A former statewide proposal would have given some select municipalities around the state the ability to have a local vote on casino gaming.

That has been scrapped for what MyOhioNow is calling the “Single Site Initiative,” meaning voters will decide if a location in Clinton County should be approved for a $600,000,000 project.

The group indicates the proposed area is “centrally located between the Columbus-Cincinnati-Dayton areas in Clinton County.”

We call it something else — tucked away in Ohio’s southwest corner.

Regardless of what it’s labeled, the reality is the proposed site may well be a tough sell to people in several locations throughout Ohio.

Are people in Lawrence and Scioto counties, and the counties that run north along the Ohio River, going to travel to Dayton or go less than two hours to Cross Lanes, W.Va.?

It’s there that a $250 million expansion is going to take place at the Tri-State Racetrack & Gaming Center.

That complex will include a 250-room, high-rise hotel, a conference center, a 12,000-seat arena, a four-story, 5,000-space parking garage, a luxury spa, restaurants, boutique shops and other amenities.

It seems yet again that Ohio is behind when it comes to casino gaming.
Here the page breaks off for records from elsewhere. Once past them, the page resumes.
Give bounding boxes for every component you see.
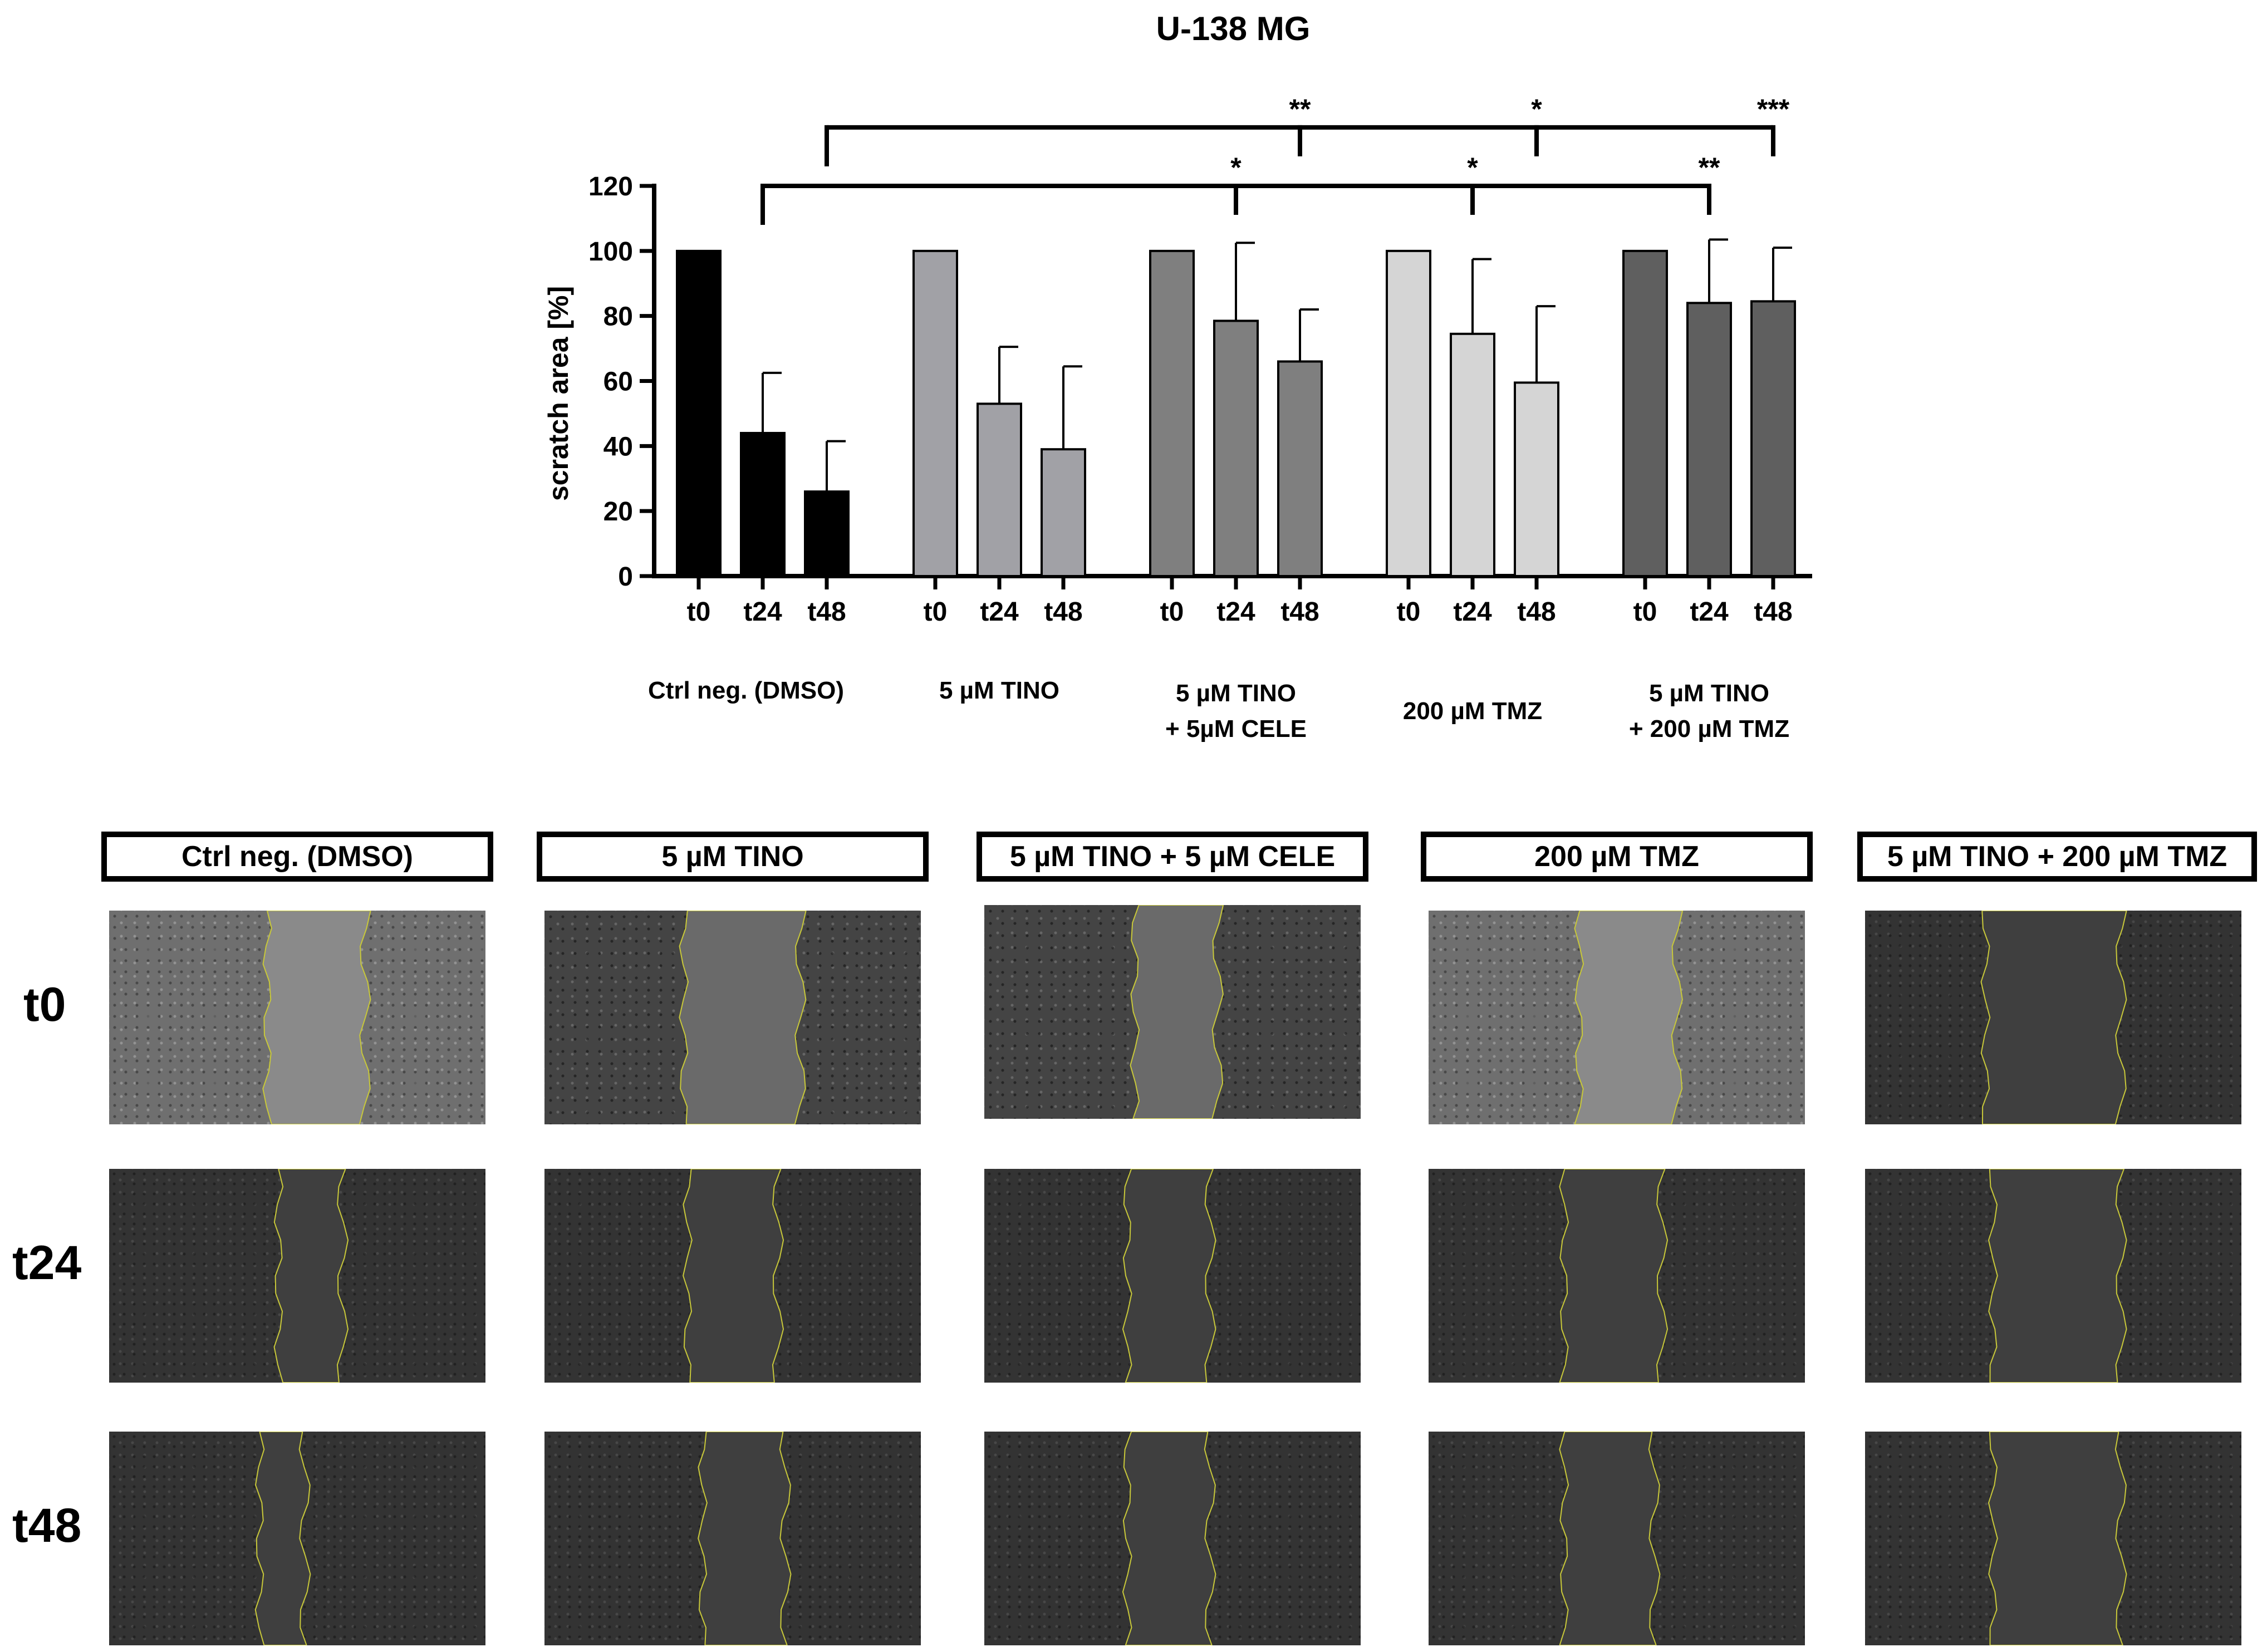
panel-column-label: 5 µM TINO + 5 µM CELE (977, 832, 1368, 882)
x-tick-label: t0 (1397, 597, 1421, 627)
x-tick-label: t48 (1280, 597, 1319, 627)
bar-chart: U-138 MG scratch area [%] 0 20 40 60 80 100 12… (543, 10, 1812, 743)
micrograph-image (1429, 911, 1805, 1124)
scratch-outline (679, 911, 807, 1124)
bar-t0 (1622, 249, 1668, 578)
y-tick-label: 20 (603, 497, 633, 527)
x-tick-label: t0 (687, 597, 711, 627)
panel-column-label: 200 µM TMZ (1421, 832, 1813, 882)
bar-t24 (1686, 302, 1732, 577)
bar-t0 (1386, 249, 1431, 578)
bar-t24 (740, 431, 786, 577)
bar-t0 (1149, 249, 1195, 578)
y-tick-label: 0 (618, 562, 633, 592)
micrograph-image (109, 1169, 485, 1383)
micrograph-image (544, 1169, 921, 1383)
significance-label: * (1467, 152, 1478, 183)
x-tick-label: t48 (1754, 597, 1792, 627)
micrograph-image (544, 1432, 921, 1645)
scratch-outline (683, 1169, 784, 1383)
x-tick-label: t0 (924, 597, 948, 627)
micrograph-image (544, 911, 921, 1124)
panel-column-label: 5 µM TINO + 200 µM TMZ (1857, 832, 2257, 882)
group-label: + 5µM CELE (1165, 715, 1307, 743)
scratch-outline (1559, 1169, 1669, 1383)
y-tick-label: 40 (603, 432, 633, 461)
bar-t24 (1450, 332, 1495, 577)
y-axis-label: scratch area [%] (543, 286, 574, 501)
bar-t24 (1213, 319, 1259, 577)
group-label: 200 µM TMZ (1403, 697, 1542, 725)
y-tick-label: 100 (588, 237, 633, 267)
x-tick-label: t24 (1453, 597, 1492, 627)
scratch-outline (1559, 1432, 1661, 1645)
bar-t0 (676, 249, 722, 578)
micrograph-image (109, 1432, 485, 1645)
micrograph-image (984, 1169, 1361, 1383)
scratch-outline (254, 1432, 311, 1645)
bar-t48 (1514, 381, 1559, 577)
chart-title: U-138 MG (1156, 10, 1311, 47)
group-label: 5 µM TINO (939, 677, 1059, 704)
micrograph-image (1865, 1169, 2241, 1383)
x-tick-label: t0 (1633, 597, 1657, 627)
panel-row-label: t48 (12, 1499, 82, 1552)
micrograph-image (1865, 1432, 2241, 1645)
group-label: Ctrl neg. (DMSO) (648, 677, 844, 704)
x-tick-label: t24 (1216, 597, 1255, 627)
scratch-outline (698, 1432, 792, 1645)
scratch-outline (1988, 1169, 2127, 1383)
scratch-outline (1980, 911, 2127, 1124)
scratch-outline (273, 1169, 349, 1383)
panel-column-label: 5 µM TINO (537, 832, 929, 882)
scratch-outline (1574, 911, 1684, 1124)
significance-label: * (1531, 94, 1542, 125)
significance-label: *** (1757, 94, 1790, 125)
group-label: + 200 µM TMZ (1629, 715, 1789, 743)
significance-label: ** (1289, 94, 1311, 125)
y-tick-label: 80 (603, 302, 633, 332)
micrograph-image (1429, 1432, 1805, 1645)
bar-t0 (912, 249, 958, 578)
bar-t48 (1041, 448, 1086, 577)
bar-t48 (804, 490, 850, 577)
scratch-outline (262, 911, 371, 1124)
scratch-outline (1130, 905, 1224, 1119)
bar-t48 (1277, 360, 1323, 577)
group-label: 5 µM TINO (1176, 680, 1296, 707)
x-tick-label: t48 (1517, 597, 1556, 627)
panel-column-label: Ctrl neg. (DMSO) (101, 832, 493, 882)
micrograph-image (1865, 911, 2241, 1124)
bar-t24 (977, 402, 1022, 577)
significance-label: ** (1699, 152, 1720, 183)
x-tick-label: t24 (743, 597, 782, 627)
x-tick-label: t48 (807, 597, 846, 627)
micrograph-image (984, 1432, 1361, 1645)
scratch-outline (1122, 1169, 1216, 1383)
micrograph-image (1429, 1169, 1805, 1383)
micrograph-image (109, 911, 485, 1124)
scratch-outline (1988, 1432, 2127, 1645)
scratch-outline (1122, 1432, 1216, 1645)
bar-t48 (1750, 300, 1796, 577)
x-tick-label: t24 (1690, 597, 1729, 627)
y-tick-label: 60 (603, 367, 633, 397)
panel-row-label: t24 (12, 1236, 82, 1290)
group-label: 5 µM TINO (1649, 680, 1769, 707)
significance-label: * (1230, 152, 1242, 183)
y-tick-label: 120 (588, 172, 633, 201)
x-tick-label: t48 (1044, 597, 1082, 627)
x-tick-label: t0 (1160, 597, 1184, 627)
panel-row-label: t0 (23, 978, 66, 1031)
x-tick-label: t24 (980, 597, 1019, 627)
micrograph-image (984, 905, 1361, 1119)
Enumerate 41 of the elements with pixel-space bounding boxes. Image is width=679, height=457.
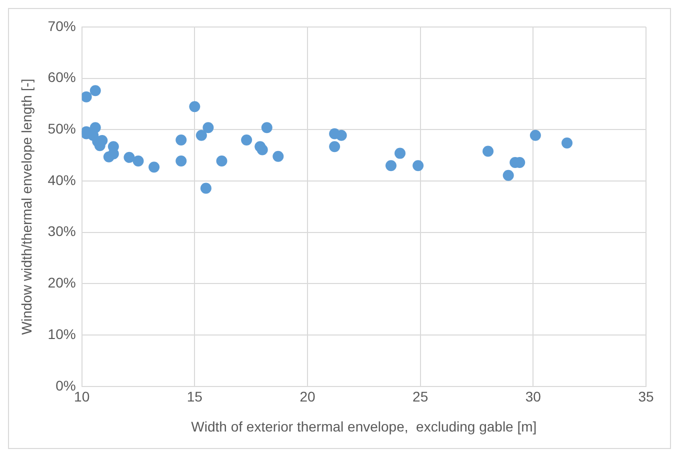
point [148,162,160,173]
y-tick-label: 0% [56,377,76,394]
x-tick-label: 30 [525,388,542,405]
point [176,134,187,146]
point [272,150,284,162]
y-tick-label: 10% [48,326,76,342]
point [261,122,272,134]
point [189,101,200,112]
point [90,85,101,96]
point [412,160,424,172]
point [482,146,494,157]
point [132,156,144,167]
point [200,182,212,194]
y-tick-label: 60% [48,69,76,86]
y-tick-label: 50% [48,120,76,137]
point [502,170,514,181]
x-tick-label: 25 [412,388,428,405]
y-tick-label: 20% [48,274,76,291]
point [394,148,406,159]
x-tick-label: 20 [300,388,316,405]
y-tick-label: 70% [48,18,76,34]
x-axis-title: Width of exterior thermal envelope, excluding gable [m] [191,418,537,434]
point [530,130,541,141]
y-axis-title: Window width/thermal envelope length [-] [18,78,34,335]
point [256,144,268,156]
point [202,122,214,134]
x-tick-label: 10 [74,388,90,405]
point [176,156,187,167]
point [216,156,228,167]
point [336,130,347,141]
point [196,130,207,141]
point [124,152,135,163]
point [329,141,340,152]
x-tick-label: 35 [638,388,654,405]
y-tick-label: 30% [48,223,76,240]
x-tick-label: 15 [186,388,203,405]
point [562,138,573,149]
point [241,134,252,146]
y-tick-label: 40% [48,172,76,188]
point [82,91,92,102]
point [385,160,396,172]
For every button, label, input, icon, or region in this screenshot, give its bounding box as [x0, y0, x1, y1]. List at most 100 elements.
But beyond that, the whole argument for casino gaming is economic development. Although our friends in Clinton County certainly have something to be excited about, it leaves little enthusiasm for the rest of us.

The promise of more tax dollars to all 88 Ohio counties seems hollow and, frankly, a bit of a consolation prize.

Casino gaming has the potential to create the kind of economic development that can rejuvenate areas where the economy is depressed or struggling.

The original plan to allow gaming in specific areas that qualified was much more appealing. Then the issue would be left up to voters in each locality.

As it stands, even if the initiative is successful, the benefits outside of southwest Ohio would be nominal.